Estuvo allí sentado en el suelo, apoyado en la pared y mirando a su madre durante un buen rato, completamente en shock. Había convivido con la muerte durante cuatro largos años, pero eso era diferente. Desde que salió de aquel garaje en Madrid, lleno de polvo y totalmente desorientado, dio por muertas a su madre y a su hermana. Y ahora, de pronto, descubría no sólo que habían sobrevivido, sino que no había hecho nada para salvarlas. Cuando ese pensamiento se materializó, dio un grito y empezó a golpearse la cabeza con furia. Si ya le había costado mantenerse cuerdo y no sucumbir al desánimo en un mundo postapocalíptico, esto lo haría mucho más difícil, por no decir imposible.
Bea.
Su preciosa cara y su sonrisa perfecta — Bea siempre fue una mujer guapísima, una modelo, como decía su madre, aunque se había decantado por el derecho y la política — apareció ante él. Por lo que sabía, su hermana podía estar aún viva, pero en manos de los bastardos que habían disparado a su madre a quemarropa. Se levantó y bajó. Como fuente de información, el anciano probablemente iba a ser una castaña, pero no tenía nada mejor. Seguía ahí, sentado, medio catatónico. El primer impulso de Anselmo fue cogerle del cuello y soltarle una buena hostia en la cara — en el pasado ese sutil método había funcionado para convencer a otros de compartir información — pero en este caso sabía que eso no le iba a funcionar. De hecho, una hostia más y el carcamal seguro que la diñaba. Dado que acababa de descubrir a su madre asesinada y momificada — pidió perdón a quienquiera que pudiese escuchar, pero le vino a la mente la imagen de Willy el Tuerto — estaba bastante tenso, así que antes de empezar con el interrogatorio, inspiró aire y lo expulsó suavemente, a lo mindfulness, viviendo el puto presente, y volvió a ponerse a su altura. Como si le hablase a un niño, Anselmo empezó a hablar.

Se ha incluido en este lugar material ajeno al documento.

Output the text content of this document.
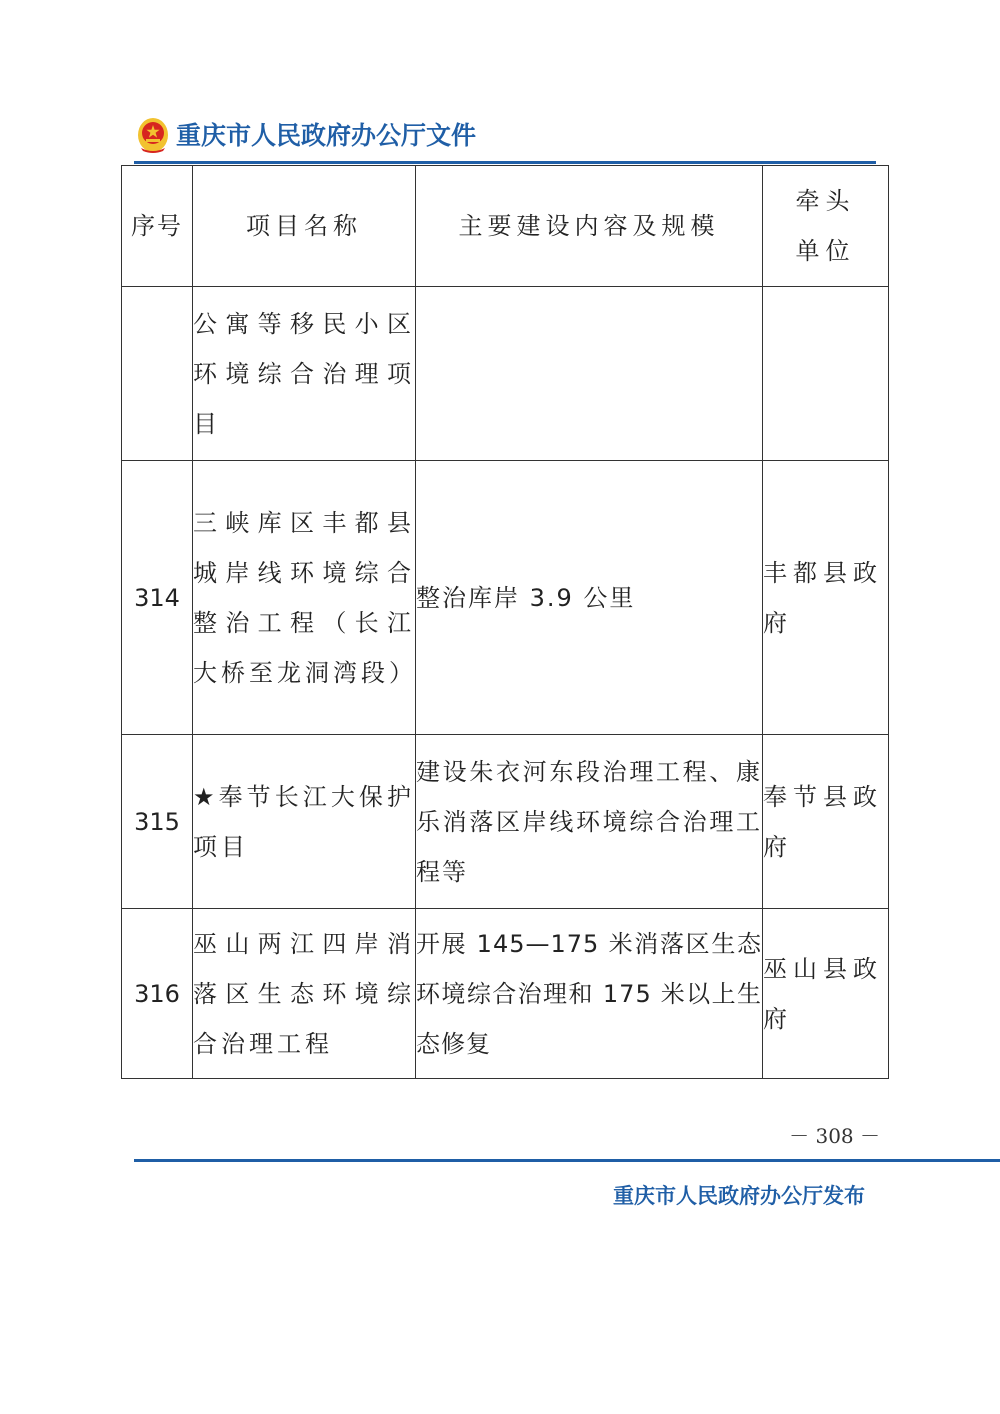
重庆市人民政府办公厅文件
序号	项目名称	主要建设内容及规模	牵头单位
	公寓等移民小区环境综合治理项目		
314	三峡库区丰都县城岸线环境综合整治工程（长江大桥至龙洞湾段）	整治库岸 3.9 公里	丰都县政府
315	★奉节长江大保护项目	建设朱衣河东段治理工程、康乐消落区岸线环境综合治理工程等	奉节县政府
316	巫山两江四岸消落区生态环境综合治理工程	开展 145—175 米消落区生态环境综合治理和 175 米以上生态修复	巫山县政府
－ 308 －
重庆市人民政府办公厅发布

– Luis. Soy Anselmo. El hijo de Merche, ¿te acuerdas de mí?
Luis le miró, aún medio ido, pero no contestó. Anselmo apretó el puño, a punto de perder la paciencia, pero se contuvo.

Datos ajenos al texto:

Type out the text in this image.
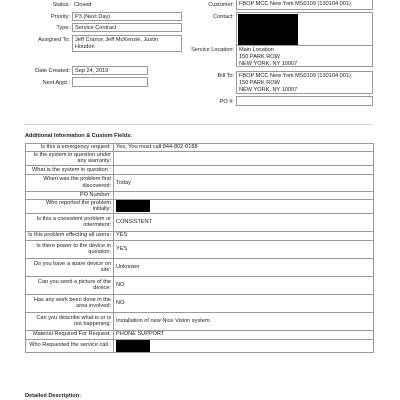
Status: Closed
Priority: P3 (Next Day)
Type: Service Contract
Assigned To: Jeff Cranor, Jeff McKenzie, Justin Houdon
Date Created: Sep 24, 2019
Next Appt.:
Customer: FBOP MCC New York MS0109 (130104.001)
Contact:
Service Location: Main Location
150 PARK ROW
NEW YORK, NY 10007
Bill To: FBOP MCC New York MS0109 (130104.001)
150 PARK ROW
NEW YORK, NY 10007
PO #:
Additional Information & Custom Fields:
Is this a emergency request:	Yes, You must call 844-802-0188
Is the system in question under any warranty:	
What is the system in question :	
When was the problem first discovered:	Today
PO Number:	
Who reported the problem initially:	
Is this a consistent problem or intermitent:	CONSISTENT
Is this problem effecting all users:	YES
Is there power to the device in question:	YES
Do you have a spare device on site:	Unknown
Can you send a picture of the device:	NO
Has any work been done in the area involved:	NO
Can you describe what is or is not happening:	Installation of new Nice Vision system.
Material Required For Request:	PHONE SUPPORT
Who Requested the service call :	
Detailed Description:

– Luis. Soy Anselmo. El vecino del cuarto. El hijo de Merche. De pequeño bajaba cuando mi madre llegaba tarde de trabajar y jugaba a la Brisca con tu mujer. Con Paquita, ¿te acuerdas?
Como un resorte, al escuchar el nombre de su mujer, a Luis le cambió la cara. Sus ojos, ahora más presentes, miraron a Anselmo directamente.

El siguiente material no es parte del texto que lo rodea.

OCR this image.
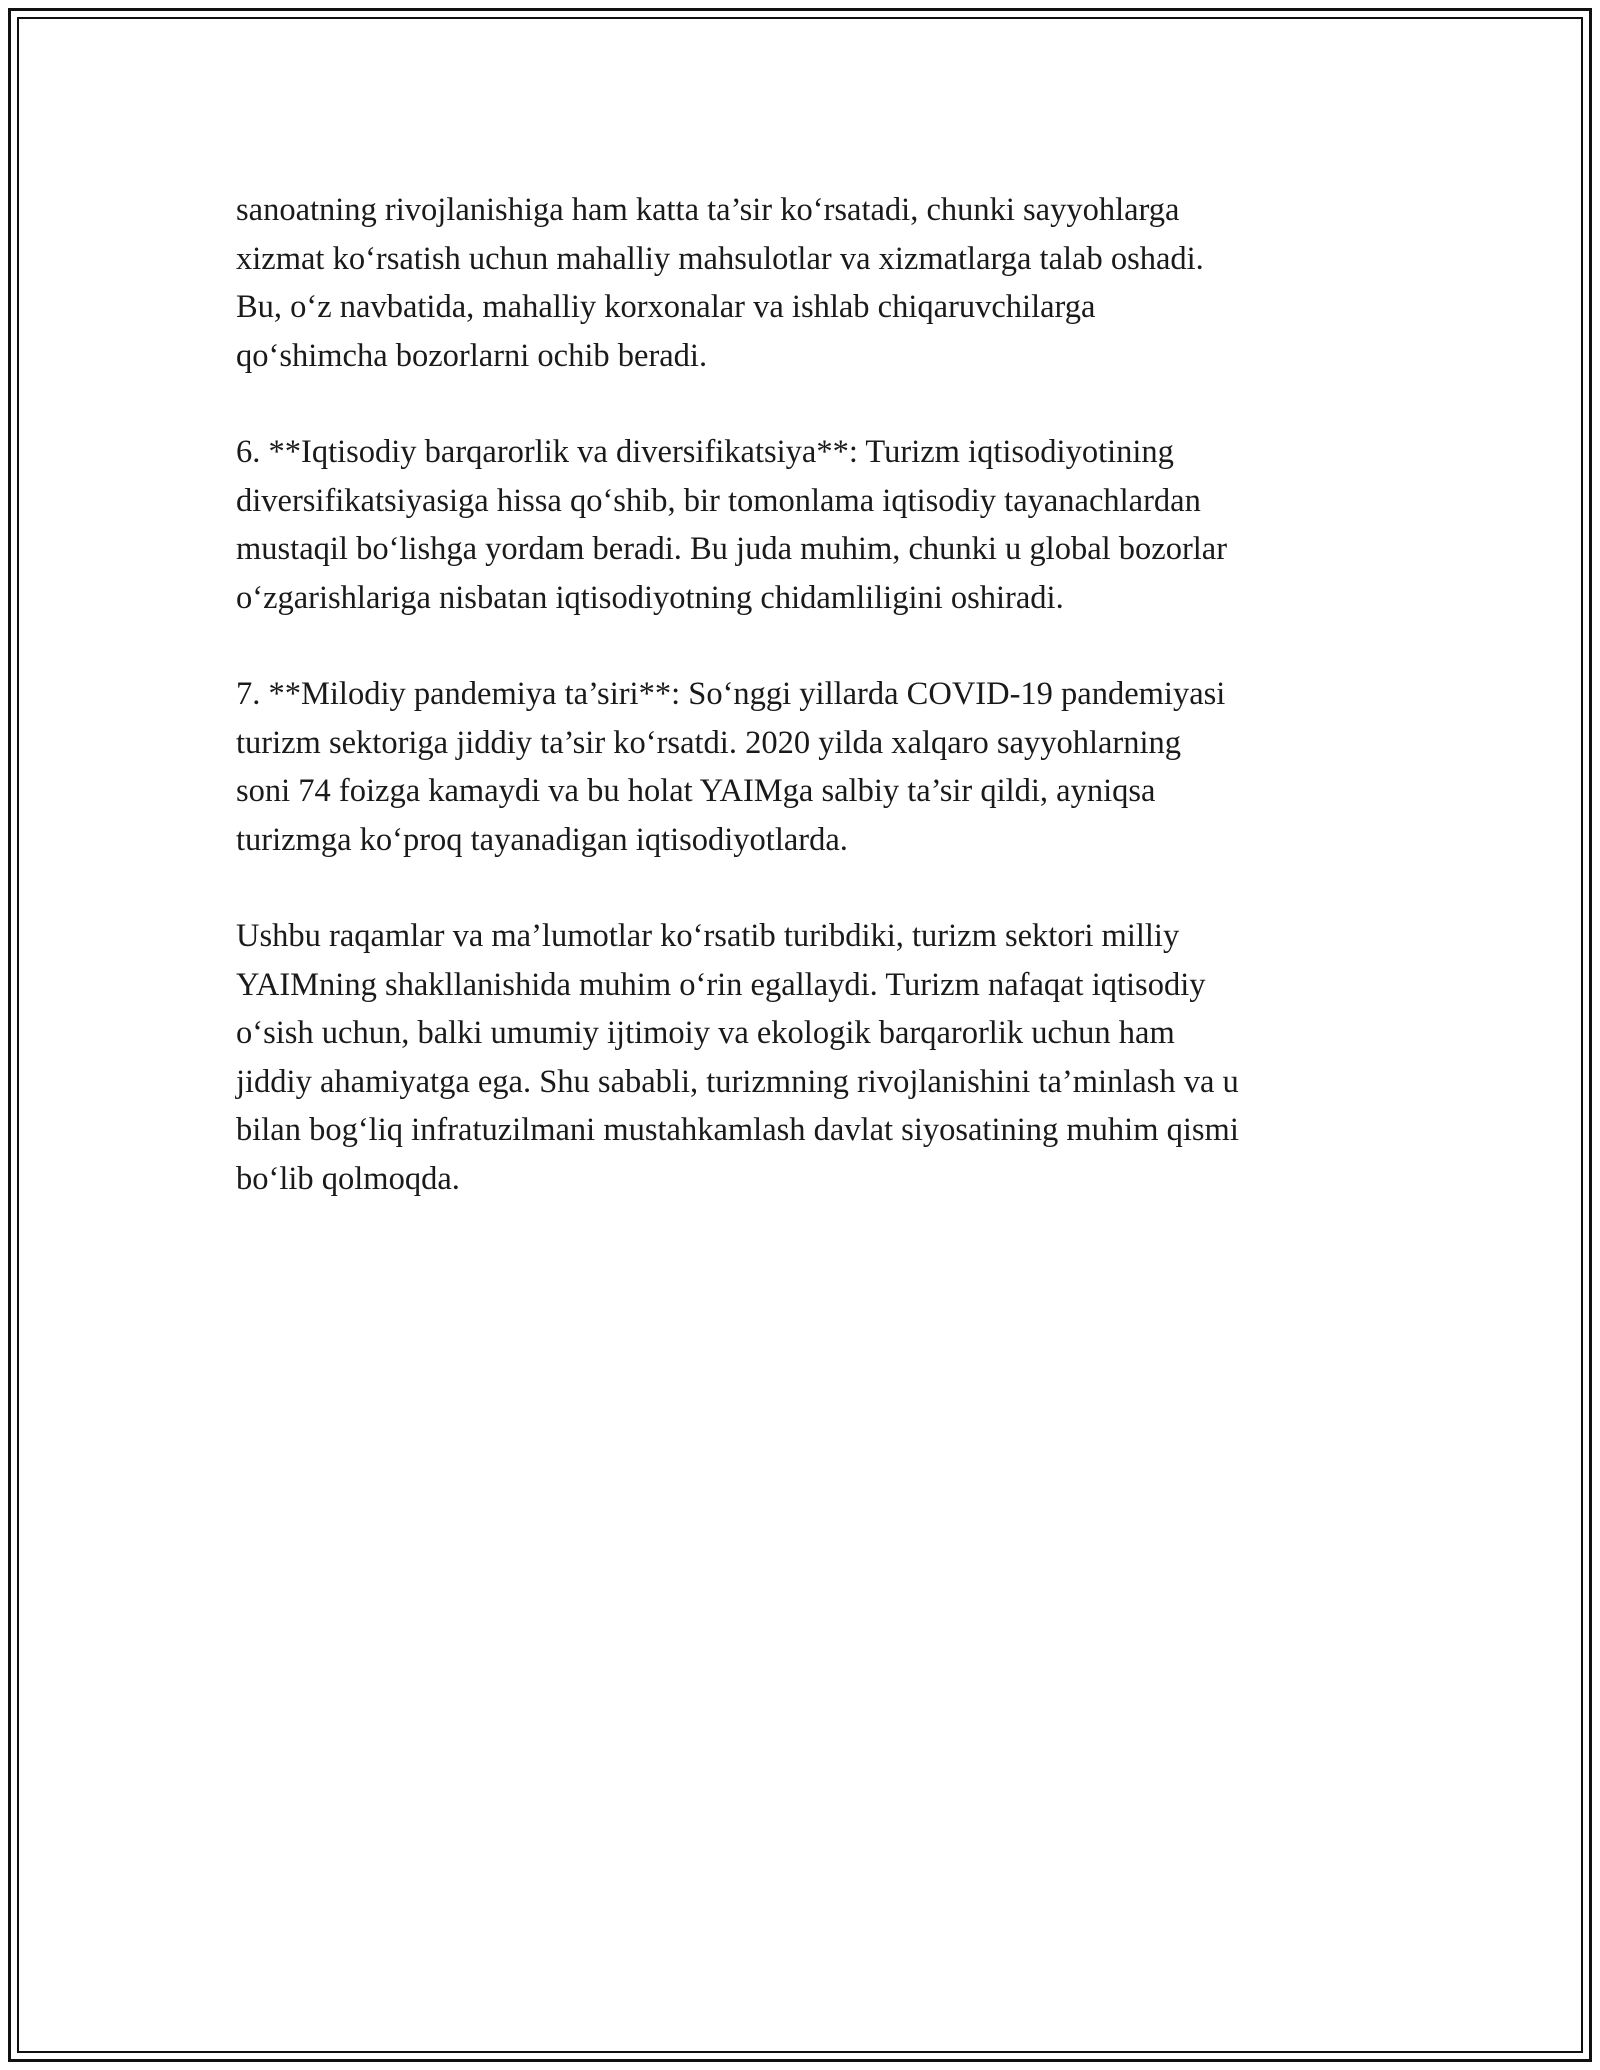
sanoatning rivojlanishiga ham katta ta’sir ko‘rsatadi, chunki sayyohlarga
xizmat ko‘rsatish uchun mahalliy mahsulotlar va xizmatlarga talab oshadi.
Bu, o‘z navbatida, mahalliy korxonalar va ishlab chiqaruvchilarga
qo‘shimcha bozorlarni ochib beradi.

6. **Iqtisodiy barqarorlik va diversifikatsiya**: Turizm iqtisodiyotining
diversifikatsiyasiga hissa qo‘shib, bir tomonlama iqtisodiy tayanachlardan
mustaqil bo‘lishga yordam beradi. Bu juda muhim, chunki u global bozorlar
o‘zgarishlariga nisbatan iqtisodiyotning chidamliligini oshiradi.

7. **Milodiy pandemiya ta’siri**: So‘nggi yillarda COVID-19 pandemiyasi
turizm sektoriga jiddiy ta’sir ko‘rsatdi. 2020 yilda xalqaro sayyohlarning
soni 74 foizga kamaydi va bu holat YAIMga salbiy ta’sir qildi, ayniqsa
turizmga ko‘proq tayanadigan iqtisodiyotlarda.

Ushbu raqamlar va ma’lumotlar ko‘rsatib turibdiki, turizm sektori milliy
YAIMning shakllanishida muhim o‘rin egallaydi. Turizm nafaqat iqtisodiy
o‘sish uchun, balki umumiy ijtimoiy va ekologik barqarorlik uchun ham
jiddiy ahamiyatga ega. Shu sababli, turizmning rivojlanishini ta’minlash va u
bilan bog‘liq infratuzilmani mustahkamlash davlat siyosatining muhim qismi
bo‘lib qolmoqda.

– Luisito, chaval, pero ¿cómo tú por aquí? ¿Qué tal el trabajo? Estabas en Madrid, ¿verdad? — Joder en Madrid, qué difícil va a ser esto, pensó Anselmo.
– Sí, en Madrid. A ver Luis, necesito que me digas algo. ¿Vino aquí mi hermana? Después de las bombas, quiero decir, ¿la viste?
– ¿Tu hermana? No… no re… no recuerdo.
– Mira Luis, sé que estás cansado — Joder, yo estoy a punto de partirte la puta cara, pensó — pero es muy importante que recuerdes si viste a mi hermana Bea. Muy guapa, ¿recuerdas? Alta, con el pelo moreno largo, la Consejera de Cultura…
– ¡Ahhhh, la Consejera es verdad!
– ¡Eso, la Consejera! ¿La viste?
– Vi a tu madre, sí. Bajaba a verme, a veces. No se separaba de ella…
– ¿De quién no se separaba? ¿Era mi hermana? — Quizá le había pasado algo a Bea y por eso su madre no se despegaba de ella. Quizá por eso no le había llegado ningún mensaje. Quizá, quizá, quizá… Anselmo se desesperaba.
– No lo sé… no lo sé – el anciano pareció perder el poco color que le quedaba y se tambaleó. Estaba desnutrido y enfermo. Parecía mentira que siguiera vivo.
– Aguanta, Luis, ¡sé fuerte! — ¿en serio había dicho eso? — dime , ¿qué les pasó? ¿Dónde está Bea? Arriba no está.
Luis se estremeció. Abrió mucho los ojos y su cara reflejó terror y angustia. Con un hilo de voz, empezó a hablar.
– Vinieron unos hombres. No, no eran hombres… fantasmas… sí, fantasmas. Se metieron en mi cabeza. No sé qué pasó — empezó a llorar — pero dolía. ¡Se metieron en mi cabeza!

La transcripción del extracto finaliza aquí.